Subjectively a coma is already a form of psychological time travel. That is why so many people who awoke from a coma have difficulties adapting, and even descirbe it themselves as time travel (apart from the usual neural damage). Physically it’s not a form of time travel, unless their body would have been moved to a different dimension or a different state of being (into an EM wave for instance) and teleport-like rematerialized at a later stage. Their information, genetics, their knowledge, character, looks, would have been removed from this world, and transferred to a later time. So if the G-Man put Gordon into stasis somewhere in the same universe as earth’s, it would have been a perfect induced biological coma, I would not call it time travel. However, the fact that Gordon did not age, and the way Shepard was put into waiting in the interdimensional flying blackhawk, makes me assume Gordon was removed from our universe by the G-man.
Thus I think it is a teleportation into the future, aka time travel.
I still fear that the G-man is in reality something far more sinister than the combine. It’s the way he disapproves of family and friendship. But who knows.
It’s a Polar-research Icebreaker.
The reasons behind the assassins being cut from the game had nothing to do with the Borealis being removed. They’re not going to be brought back.
Maybe they intended for it to teleport to the North Pole (South Pole?), but ended up teleporting too early.

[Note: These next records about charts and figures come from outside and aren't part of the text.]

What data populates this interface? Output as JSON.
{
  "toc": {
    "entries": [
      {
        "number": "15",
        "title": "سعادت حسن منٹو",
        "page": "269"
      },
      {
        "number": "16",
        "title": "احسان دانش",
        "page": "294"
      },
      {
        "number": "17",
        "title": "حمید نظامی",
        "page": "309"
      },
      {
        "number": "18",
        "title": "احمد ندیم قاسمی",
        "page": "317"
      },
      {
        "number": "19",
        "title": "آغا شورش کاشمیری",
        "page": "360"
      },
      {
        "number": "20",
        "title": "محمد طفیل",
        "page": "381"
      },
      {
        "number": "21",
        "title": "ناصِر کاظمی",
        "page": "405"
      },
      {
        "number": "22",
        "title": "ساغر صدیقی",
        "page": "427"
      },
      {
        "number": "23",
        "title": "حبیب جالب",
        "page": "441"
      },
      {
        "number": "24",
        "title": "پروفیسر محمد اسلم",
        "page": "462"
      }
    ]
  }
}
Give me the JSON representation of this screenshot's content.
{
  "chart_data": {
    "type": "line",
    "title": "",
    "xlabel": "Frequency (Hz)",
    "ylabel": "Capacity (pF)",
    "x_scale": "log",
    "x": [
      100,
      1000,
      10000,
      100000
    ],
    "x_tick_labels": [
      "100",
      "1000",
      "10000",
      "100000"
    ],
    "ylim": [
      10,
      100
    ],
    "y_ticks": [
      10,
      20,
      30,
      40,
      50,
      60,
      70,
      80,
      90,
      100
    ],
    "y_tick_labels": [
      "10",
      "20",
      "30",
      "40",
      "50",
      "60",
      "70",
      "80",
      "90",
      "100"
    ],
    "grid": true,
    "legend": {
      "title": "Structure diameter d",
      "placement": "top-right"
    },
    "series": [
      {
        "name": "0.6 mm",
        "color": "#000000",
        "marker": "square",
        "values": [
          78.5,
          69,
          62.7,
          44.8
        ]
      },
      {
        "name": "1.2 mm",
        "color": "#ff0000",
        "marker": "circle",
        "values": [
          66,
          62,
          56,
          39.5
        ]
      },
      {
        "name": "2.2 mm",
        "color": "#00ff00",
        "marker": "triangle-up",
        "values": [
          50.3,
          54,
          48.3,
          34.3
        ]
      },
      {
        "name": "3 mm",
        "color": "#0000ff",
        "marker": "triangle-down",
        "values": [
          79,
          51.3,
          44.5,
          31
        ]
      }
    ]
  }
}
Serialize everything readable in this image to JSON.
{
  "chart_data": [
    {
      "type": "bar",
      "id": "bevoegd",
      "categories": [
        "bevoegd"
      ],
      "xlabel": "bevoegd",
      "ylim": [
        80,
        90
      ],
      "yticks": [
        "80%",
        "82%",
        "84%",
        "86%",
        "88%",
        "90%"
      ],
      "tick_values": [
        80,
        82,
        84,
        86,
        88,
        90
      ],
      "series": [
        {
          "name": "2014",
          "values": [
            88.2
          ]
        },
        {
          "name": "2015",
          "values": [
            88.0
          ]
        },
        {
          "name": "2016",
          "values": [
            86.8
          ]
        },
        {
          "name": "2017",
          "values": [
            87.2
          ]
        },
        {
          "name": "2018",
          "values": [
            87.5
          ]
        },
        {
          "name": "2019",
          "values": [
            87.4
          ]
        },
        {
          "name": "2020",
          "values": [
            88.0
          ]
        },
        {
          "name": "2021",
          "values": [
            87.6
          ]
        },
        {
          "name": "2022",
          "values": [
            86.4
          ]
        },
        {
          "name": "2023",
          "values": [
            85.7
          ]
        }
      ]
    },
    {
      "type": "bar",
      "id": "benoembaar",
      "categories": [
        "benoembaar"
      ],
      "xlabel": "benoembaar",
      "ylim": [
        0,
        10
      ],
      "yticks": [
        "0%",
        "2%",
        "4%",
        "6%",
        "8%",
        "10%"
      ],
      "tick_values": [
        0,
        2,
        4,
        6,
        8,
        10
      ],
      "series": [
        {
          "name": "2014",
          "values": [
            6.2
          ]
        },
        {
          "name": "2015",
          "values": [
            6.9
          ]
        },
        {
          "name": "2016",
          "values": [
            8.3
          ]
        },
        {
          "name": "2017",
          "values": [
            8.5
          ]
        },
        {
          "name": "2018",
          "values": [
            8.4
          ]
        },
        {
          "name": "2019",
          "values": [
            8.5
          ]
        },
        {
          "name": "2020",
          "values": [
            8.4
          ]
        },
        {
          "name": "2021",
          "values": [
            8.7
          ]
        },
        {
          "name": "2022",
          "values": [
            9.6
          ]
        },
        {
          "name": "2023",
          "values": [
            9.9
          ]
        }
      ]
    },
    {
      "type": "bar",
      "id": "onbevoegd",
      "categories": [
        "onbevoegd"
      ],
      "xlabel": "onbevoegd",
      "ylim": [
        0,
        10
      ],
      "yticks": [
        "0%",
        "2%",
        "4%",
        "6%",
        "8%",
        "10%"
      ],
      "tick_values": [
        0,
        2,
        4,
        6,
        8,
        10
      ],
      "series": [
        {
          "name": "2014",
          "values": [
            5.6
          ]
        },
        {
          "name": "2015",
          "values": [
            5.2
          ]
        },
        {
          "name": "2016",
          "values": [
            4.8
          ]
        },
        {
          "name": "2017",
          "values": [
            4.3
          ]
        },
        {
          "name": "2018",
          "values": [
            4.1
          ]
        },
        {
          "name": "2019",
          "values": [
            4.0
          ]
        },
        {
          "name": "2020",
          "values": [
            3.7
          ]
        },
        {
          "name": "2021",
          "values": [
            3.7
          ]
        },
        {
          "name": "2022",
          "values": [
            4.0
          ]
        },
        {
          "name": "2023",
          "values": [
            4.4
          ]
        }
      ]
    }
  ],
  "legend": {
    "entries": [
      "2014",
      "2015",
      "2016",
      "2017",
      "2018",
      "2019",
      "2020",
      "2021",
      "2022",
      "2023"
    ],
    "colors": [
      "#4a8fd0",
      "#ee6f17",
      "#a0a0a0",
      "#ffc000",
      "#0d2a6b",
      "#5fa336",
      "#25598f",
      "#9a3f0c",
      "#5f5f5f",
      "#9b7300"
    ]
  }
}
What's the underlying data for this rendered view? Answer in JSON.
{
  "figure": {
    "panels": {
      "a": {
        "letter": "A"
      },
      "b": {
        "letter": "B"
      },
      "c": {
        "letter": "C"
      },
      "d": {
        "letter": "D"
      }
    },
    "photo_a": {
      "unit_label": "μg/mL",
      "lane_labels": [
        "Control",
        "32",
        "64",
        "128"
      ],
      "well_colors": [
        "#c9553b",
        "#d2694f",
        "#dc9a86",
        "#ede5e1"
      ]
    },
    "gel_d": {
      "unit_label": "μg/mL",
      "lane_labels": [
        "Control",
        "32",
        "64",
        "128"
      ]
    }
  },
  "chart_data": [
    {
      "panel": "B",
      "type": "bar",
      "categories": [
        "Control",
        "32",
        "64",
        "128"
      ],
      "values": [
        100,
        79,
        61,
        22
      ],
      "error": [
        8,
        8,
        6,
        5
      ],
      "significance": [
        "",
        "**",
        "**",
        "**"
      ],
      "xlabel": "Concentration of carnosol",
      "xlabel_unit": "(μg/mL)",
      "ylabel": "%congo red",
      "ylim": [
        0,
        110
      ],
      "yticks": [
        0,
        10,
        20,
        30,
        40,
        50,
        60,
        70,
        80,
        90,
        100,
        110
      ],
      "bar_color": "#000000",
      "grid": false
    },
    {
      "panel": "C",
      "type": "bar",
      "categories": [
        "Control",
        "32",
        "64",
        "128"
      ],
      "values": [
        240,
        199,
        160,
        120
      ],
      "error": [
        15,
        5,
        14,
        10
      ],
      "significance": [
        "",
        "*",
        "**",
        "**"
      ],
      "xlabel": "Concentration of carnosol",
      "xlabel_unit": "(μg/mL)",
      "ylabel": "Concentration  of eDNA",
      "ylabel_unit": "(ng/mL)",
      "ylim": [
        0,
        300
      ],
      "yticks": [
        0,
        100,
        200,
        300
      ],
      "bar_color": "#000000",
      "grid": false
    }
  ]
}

Also, we know that Portal technology wasn’t the only thing Aperture was developing. Maybe there actually will be something incredibly useful on the ship. Handheld thermal discouragement beams, rapid-fire energy ball emitters, hard-light projectile weapons, you name it. (also, portals can be placed anywhere with conversion gel.)
you forgot the shower curtains
Or maybe they didn’t intend to teleport it at all.
And I know the portal gun isn’t what’s on the boat.
Que?
It was the last thing Aperture was testing before GLaDOS became active.
EDIT: Aperture probably developed the portal gun from the Borealis accident.